Methods: We performed telephone surveys on stroke patients discharged to home or acute rehabilitation 6-12 months after discharge from a comprehensive stroke center. Patients with preexisting psychiatric disease, prior stroke, and those unable to communicate were excluded. Demographics, including education, relationship status, and household size were recorded. Stroke etiology, location, and severity (NIHSS) were abstracted from medical records. Surveys included: employment status, the Hospital Anxiety and Depression Scale, PTSD Checklist-Stressor Specific Version (PCL-S), Stanford Healthcare Utilization Survey, Morisky Medication Adherence Scale, modified Rankin Scale (mRS) and quality of life (Euro QOL-5D).
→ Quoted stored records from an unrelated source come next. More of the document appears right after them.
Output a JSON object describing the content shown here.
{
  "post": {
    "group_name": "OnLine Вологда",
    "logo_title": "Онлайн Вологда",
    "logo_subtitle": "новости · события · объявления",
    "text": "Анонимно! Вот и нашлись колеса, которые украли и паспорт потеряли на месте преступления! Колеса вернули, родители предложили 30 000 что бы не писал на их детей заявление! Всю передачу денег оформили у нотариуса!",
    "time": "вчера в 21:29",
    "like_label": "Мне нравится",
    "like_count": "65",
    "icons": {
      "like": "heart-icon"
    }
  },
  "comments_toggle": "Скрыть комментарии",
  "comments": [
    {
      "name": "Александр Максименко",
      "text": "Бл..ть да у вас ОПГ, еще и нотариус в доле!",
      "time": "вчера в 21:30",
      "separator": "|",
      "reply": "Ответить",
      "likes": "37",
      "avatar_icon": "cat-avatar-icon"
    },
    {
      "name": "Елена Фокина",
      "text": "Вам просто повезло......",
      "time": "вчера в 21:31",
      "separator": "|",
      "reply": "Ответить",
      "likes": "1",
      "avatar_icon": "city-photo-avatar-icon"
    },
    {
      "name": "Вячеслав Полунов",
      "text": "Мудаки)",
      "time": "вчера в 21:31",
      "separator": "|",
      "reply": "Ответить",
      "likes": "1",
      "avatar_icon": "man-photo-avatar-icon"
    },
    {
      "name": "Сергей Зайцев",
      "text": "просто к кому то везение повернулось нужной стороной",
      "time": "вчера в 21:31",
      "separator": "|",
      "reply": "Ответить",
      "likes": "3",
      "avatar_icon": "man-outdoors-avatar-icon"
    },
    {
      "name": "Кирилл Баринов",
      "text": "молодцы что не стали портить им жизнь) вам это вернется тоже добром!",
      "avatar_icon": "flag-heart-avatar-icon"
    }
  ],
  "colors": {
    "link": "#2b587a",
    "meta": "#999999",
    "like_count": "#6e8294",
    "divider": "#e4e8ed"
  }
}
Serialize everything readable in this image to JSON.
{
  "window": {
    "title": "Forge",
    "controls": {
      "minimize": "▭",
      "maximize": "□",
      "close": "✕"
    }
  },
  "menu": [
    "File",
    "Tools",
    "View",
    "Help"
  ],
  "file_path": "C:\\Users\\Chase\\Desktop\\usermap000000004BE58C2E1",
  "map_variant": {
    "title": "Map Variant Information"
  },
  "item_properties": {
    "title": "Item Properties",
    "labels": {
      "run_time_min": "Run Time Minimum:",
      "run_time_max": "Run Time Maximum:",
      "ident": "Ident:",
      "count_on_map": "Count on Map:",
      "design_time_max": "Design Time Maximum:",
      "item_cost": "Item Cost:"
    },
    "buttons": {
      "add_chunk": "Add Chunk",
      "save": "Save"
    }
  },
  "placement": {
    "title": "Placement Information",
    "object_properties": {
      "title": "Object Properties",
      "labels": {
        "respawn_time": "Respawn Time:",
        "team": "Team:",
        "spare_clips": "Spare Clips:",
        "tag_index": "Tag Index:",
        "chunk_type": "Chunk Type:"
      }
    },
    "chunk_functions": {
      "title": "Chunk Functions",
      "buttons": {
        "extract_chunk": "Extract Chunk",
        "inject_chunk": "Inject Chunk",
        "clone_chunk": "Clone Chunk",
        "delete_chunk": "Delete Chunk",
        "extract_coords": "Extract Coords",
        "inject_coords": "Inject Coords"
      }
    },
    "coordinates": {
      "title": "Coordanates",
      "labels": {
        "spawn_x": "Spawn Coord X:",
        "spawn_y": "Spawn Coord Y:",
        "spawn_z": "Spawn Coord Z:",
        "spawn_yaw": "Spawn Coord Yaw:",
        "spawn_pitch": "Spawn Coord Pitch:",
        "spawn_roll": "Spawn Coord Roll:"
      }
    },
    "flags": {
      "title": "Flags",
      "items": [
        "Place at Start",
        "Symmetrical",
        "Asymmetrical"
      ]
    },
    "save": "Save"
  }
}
Results: Data collection is ongoing. Currently, 36 of 118 eligible subjects completed the survey. Responders and non-responders did not differ by demographic or clinical features. Of the 36 subjects, 31% screened positive for anxiety, depression, or PTSD. Subjects screening positive were similar to those who did not with respect to demographics, stroke etiology and location, and NIHSS (median 2 vs 2, p=0.44). Good functional outcome (mRS 0-2) was less likely in those who screened positive, 55% vs 96%, p=0.01. These subjects were less likely to return to work (14% vs 100%, p<0.001) and reported lower scores on the Euro QOL-5D (any problem with mobility 81% vs 36%, p=0.03; self-care 55% vs 8%, p=0.005; usual activities 82% vs 40%, p=0.031; anxiety/depression 73% vs 16%, p=0.002, and quality of life median 55 vs 80, p=0.002).
Conclusions: Preliminary results show anxiety, depression, and PTSD are common after stroke and are associated with not returning to work, worse functional outcome and quality of life. More research is needed to characterize whether these associations are causal and determine if treating mood disorders can improve outcomes.